Unit Circle Calculator

How to Calculate Unit Circle Values

The unit circle is a circle with a radius of 1 centered at the origin (0, 0) in the coordinate plane. It's a fundamental concept in trigonometry that helps us understand the relationships between angles and their sine, cosine, and tangent values.

Formulas

For any point (x, y) on the unit circle corresponding to an angle θ:

• x-coordinate: \( x = \cos(\theta) \)
• y-coordinate: \( y = \sin(\theta) \)
• Tangent: \( \tan(\theta) = \frac{\sin(\theta)}{\cos(\theta)} = \frac{y}{x} \)

Where:

• θ is the angle in radians, measured counterclockwise from the positive x-axis
• x is the cosine of the angle and the x-coordinate on the unit circle
• y is the sine of the angle and the y-coordinate on the unit circle

Calculation Steps

1. Ensure the angle is in radians.
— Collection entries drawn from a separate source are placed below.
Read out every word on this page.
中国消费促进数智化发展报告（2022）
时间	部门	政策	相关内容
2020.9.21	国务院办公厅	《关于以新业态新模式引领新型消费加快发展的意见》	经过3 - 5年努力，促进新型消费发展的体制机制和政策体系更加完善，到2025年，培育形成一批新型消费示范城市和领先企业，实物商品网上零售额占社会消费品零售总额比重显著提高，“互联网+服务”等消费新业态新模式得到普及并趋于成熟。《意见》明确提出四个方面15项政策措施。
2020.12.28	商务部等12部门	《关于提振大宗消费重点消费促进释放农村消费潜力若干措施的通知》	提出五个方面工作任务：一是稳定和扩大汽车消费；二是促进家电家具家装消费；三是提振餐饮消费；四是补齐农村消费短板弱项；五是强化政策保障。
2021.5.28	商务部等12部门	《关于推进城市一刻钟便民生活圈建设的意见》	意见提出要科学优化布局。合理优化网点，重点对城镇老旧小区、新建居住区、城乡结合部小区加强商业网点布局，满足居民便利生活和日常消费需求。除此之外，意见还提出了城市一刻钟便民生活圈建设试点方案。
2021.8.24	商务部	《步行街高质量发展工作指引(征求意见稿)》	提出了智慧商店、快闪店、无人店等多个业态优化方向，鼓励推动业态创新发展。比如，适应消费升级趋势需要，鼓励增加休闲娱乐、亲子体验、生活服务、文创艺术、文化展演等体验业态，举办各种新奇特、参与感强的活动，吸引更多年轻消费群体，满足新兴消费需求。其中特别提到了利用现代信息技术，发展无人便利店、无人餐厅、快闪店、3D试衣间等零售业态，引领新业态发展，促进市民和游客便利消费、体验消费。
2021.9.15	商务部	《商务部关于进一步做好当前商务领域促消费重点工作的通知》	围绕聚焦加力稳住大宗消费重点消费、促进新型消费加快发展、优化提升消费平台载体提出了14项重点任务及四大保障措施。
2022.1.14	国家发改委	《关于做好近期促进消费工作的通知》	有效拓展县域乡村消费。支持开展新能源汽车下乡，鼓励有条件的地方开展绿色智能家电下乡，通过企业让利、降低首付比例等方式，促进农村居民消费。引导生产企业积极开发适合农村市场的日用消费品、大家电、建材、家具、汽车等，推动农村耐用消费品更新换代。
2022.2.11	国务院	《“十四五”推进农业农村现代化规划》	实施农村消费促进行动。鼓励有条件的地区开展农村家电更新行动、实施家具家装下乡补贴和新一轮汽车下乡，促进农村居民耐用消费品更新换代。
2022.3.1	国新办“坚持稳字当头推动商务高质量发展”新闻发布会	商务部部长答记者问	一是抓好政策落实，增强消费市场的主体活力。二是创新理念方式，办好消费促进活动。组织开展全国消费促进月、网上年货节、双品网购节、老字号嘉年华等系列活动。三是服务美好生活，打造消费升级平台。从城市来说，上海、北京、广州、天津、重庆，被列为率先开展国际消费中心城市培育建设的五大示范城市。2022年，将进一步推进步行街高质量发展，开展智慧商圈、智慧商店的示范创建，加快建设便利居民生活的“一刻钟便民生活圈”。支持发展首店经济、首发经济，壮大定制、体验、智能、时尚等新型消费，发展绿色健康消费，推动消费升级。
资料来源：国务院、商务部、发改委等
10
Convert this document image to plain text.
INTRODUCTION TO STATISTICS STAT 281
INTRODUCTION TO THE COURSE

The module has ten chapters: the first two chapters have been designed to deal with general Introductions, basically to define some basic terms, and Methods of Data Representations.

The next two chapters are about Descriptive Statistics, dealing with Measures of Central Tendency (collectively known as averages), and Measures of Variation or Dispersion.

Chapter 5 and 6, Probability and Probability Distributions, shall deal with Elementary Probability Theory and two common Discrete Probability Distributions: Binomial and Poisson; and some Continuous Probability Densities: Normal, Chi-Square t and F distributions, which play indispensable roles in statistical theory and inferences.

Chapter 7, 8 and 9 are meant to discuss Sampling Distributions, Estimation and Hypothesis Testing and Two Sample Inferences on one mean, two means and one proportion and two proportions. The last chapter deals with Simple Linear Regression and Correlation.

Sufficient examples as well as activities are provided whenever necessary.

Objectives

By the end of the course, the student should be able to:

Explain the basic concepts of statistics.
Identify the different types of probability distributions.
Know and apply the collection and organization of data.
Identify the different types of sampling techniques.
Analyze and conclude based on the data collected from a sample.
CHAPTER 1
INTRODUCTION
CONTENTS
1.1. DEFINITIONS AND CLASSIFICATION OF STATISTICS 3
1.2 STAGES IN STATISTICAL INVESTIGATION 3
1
If it's in degrees, convert it to radians by multiplying by π/180°.
2. Calculate the cosine of the angle to find the x-coordinate.
3. Calculate the sine of the angle to find the y-coordinate.
4. Calculate the tangent by dividing the sine by the cosine.

Example

Let's calculate the unit circle values for 45°:

1. Convert 45° to radians: 45° × (π/180°) = π/4 radians
2. Calculate x (cosine): cos(π/4) ≈ 0.7071
3. Calculate y (sine): sin(π/4) ≈ 0.7071
4. Calculate tangent: tan(π/4) = sin(π/4) / cos(π/4) = 1

Therefore, for an angle of 45°:

• Coordinates: (0.7071, 0.7071)
• Sine: 0.7071
• Cosine: 0.7071
• Tangent: 1

Visual Representation

This diagram illustrates the unit circle values for a 45° angle. The blue arc represents the angle, and the red line shows the radius to the point (0.7071, 0.7071) on the unit circle.